Il est bon d’associer le trop-plein à un instant de repos, au rythme plus lent de The moment you doubt de l’artiste belge Cécile Hupin, une odyssée/rêve éveillé, bouleversante aux yeux bandés, fondée sur le partage à plusieurs dans l’Institut Pacheco. Avec l’envie folle de réparer les solitudes et redonner du sens aux solidarités actives.

Nous retrouvons la communauté calme, silencieuse devant l’installation vidéo Eternal de l’artiste américain David Fish et les images-plan séquence de la reprise/multi-variations d’une scène du film culte Eternal Sunshine of The Spotless Mind de Michel Gondry dans la cour de La Bellone. Le film casse la pellicule d’indifférence, travaille à l’inscription du désir amoureux, dans la déprise sans retenue, dans un déluge sensoriel et formel.

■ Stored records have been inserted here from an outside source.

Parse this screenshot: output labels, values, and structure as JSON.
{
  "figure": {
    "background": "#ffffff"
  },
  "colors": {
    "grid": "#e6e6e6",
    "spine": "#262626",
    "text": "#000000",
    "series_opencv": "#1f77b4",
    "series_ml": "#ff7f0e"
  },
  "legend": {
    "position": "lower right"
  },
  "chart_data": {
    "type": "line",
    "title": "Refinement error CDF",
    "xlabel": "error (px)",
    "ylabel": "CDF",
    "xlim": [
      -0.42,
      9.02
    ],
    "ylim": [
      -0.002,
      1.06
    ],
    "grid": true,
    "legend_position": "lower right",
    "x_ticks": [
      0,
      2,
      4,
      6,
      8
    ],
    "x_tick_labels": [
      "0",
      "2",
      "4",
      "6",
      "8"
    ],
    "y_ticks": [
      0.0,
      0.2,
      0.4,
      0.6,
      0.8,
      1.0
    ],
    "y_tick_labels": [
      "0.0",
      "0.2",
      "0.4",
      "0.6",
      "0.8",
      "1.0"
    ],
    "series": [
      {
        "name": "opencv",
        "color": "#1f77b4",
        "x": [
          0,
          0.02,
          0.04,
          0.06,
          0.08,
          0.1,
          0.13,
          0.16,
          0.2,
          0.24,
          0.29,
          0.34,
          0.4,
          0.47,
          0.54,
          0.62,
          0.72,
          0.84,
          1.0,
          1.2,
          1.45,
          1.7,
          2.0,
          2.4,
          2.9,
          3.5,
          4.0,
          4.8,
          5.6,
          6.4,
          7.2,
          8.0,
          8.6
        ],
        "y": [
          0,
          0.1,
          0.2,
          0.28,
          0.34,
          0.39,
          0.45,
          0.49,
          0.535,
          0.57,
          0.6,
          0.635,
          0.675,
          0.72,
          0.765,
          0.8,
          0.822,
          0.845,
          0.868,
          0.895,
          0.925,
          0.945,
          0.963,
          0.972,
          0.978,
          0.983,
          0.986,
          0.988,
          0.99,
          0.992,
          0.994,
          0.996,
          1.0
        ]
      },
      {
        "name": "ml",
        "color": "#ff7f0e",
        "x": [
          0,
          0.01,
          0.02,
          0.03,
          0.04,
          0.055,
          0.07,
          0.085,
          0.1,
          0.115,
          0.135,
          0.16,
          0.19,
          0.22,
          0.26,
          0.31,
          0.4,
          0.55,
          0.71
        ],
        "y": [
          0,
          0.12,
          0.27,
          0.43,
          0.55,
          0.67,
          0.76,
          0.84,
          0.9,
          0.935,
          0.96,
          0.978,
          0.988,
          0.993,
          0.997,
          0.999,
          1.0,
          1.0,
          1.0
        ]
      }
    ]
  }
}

Sa lumière fragile irradie les visages.

S’il y a une autre émotion sensible, c’est celle qui nous saisit dans Ville de papier. Au détour de chaque geste de découpe du groupe français La Bande passante, de nouvelles zones apparaissent, elle transmue les moindres détails et sons de la ville en un environnement sensualiste. Elle réinvestie la quotidienneté, réveille les beautés endormies pour en donner une traduction plastique, poétique et lumineuse sous la forme de vieilles cartes de Bruxelles d’antan découpées.

Éloge du corps marchant, la nuit passe sur nous comme un charme. C’est même un mystère. Elle est le battement de l’émotion, elle relance le désir. Bruxelles, je t’aime.